Neste breve artigo, a ideia é sustentar a possibilidade de realização de prova técnica simplificada no agravo de instrumento envolvendo tutela provisória1, com foco na área da propriedade intelectual2.

Nesse ramo do Direito, em que a concorrência mercadológica é acirrada, os pedidos de tutela provisória são recorrentes. E a questão sempre é delicada, pois, de um lado, a concessão de uma liminar pode, na prática, criar efeitos irreversíveis — é o que ocorre, por exemplo, quando se determina a retirada de um produto do mercado, impede alguém de usar uma marca ou explorar determinada invenção, ou, ainda, a fazer alterações nas embalagens — e, por outro, a não concessão da medida pode criar prejuízos imensuráveis ao titular do direito, desde a diluição de seu signo distintivo até a perda considerável de fatia de sua clientela.

Daí porque a análise dos pedidos de tutela em ações dessa natureza deve ser feita de forma bastante cuidadosa e criteriosa, à luz do acervo fático-probatório e dos elementos técnicos existentes.

Como as respectivas decisões interlocutórias são invariavelmente desafiadas por agravo de instrumento e diante da tecnicidade do assunto, entendemos que a prova técnica simplificada pode ser uma importante ferramenta para a formação do convencimento do julgador.

Inicialmente, vale destacar que a prova técnica simplificada não tinha previsão expressa no CPC/1973. No CPC/2015, está regulada no artigo 464, parágrafos 2º, 3º e 4º3.

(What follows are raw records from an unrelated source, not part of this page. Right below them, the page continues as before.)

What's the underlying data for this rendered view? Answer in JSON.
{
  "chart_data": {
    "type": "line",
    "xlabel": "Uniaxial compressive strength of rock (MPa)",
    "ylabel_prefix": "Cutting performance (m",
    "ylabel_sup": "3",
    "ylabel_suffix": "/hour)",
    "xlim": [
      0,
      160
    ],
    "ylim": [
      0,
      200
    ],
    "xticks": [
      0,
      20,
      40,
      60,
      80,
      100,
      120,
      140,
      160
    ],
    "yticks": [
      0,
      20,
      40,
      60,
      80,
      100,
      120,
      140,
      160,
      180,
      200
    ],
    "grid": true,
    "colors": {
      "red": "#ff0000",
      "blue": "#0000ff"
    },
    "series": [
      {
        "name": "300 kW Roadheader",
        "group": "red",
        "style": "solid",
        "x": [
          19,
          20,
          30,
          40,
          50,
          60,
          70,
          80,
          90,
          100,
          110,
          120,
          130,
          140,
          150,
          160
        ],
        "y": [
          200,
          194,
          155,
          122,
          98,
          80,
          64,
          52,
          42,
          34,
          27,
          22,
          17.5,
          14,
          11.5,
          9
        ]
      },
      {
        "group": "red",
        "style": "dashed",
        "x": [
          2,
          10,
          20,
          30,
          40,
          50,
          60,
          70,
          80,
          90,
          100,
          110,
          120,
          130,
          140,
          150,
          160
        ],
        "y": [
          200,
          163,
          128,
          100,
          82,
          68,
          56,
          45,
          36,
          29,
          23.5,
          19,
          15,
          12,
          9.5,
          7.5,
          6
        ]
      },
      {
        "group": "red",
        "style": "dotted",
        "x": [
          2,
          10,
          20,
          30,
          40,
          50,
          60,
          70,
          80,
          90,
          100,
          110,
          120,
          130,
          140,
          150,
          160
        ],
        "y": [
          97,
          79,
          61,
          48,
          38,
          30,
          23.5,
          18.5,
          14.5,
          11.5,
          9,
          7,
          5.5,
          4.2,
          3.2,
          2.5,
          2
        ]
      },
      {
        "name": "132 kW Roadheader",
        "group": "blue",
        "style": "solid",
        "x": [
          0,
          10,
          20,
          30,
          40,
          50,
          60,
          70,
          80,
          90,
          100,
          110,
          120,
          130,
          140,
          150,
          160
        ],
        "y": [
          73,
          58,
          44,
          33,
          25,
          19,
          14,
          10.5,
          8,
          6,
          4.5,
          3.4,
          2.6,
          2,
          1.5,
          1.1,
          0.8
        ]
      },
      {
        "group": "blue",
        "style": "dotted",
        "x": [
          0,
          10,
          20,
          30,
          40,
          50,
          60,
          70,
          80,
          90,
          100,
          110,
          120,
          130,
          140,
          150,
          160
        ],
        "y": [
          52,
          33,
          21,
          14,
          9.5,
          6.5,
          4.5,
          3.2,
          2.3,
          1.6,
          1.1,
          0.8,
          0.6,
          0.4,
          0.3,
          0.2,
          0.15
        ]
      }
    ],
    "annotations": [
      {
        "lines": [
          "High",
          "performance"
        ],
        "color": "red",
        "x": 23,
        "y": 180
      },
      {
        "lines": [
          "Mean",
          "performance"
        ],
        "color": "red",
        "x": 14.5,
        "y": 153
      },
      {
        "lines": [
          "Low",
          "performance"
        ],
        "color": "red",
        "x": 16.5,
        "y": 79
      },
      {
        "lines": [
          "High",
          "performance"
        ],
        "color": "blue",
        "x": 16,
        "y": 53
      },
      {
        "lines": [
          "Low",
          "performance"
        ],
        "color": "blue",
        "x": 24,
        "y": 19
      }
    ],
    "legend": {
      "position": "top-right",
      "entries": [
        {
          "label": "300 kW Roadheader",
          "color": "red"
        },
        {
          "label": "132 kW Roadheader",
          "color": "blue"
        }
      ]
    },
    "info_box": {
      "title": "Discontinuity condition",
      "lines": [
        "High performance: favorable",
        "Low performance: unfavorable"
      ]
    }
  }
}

Como os próprios dispositivos legais estabelecem, tal prova pode ser deferida de ofício ou a requerimento das partes, quando o ponto controvertido que demande especial conhecimento técnico ou científico for de menor de complexidade4.

Em linhas gerais, trata-se de modalidade de prova pericial, com a peculiaridade de consistir em depoimento oral do especialista — que deve ter formação acadêmica específica na área — sobre ponto controvertido5. Durante sua atuação, o profissional pode se valer de todos os meios técnicos necessários para influenciar a construção do pronunciamento judicial, devendo ser facultada às partes, através de seus assistentes técnicos6, requerer esclarecimentos adicionais.

Em razão de seu espectro limitado, a prova técnica simplificada é vista como alternativa mais célere e menos custosa para esclarecer questões que exijam conhecimento especializado7.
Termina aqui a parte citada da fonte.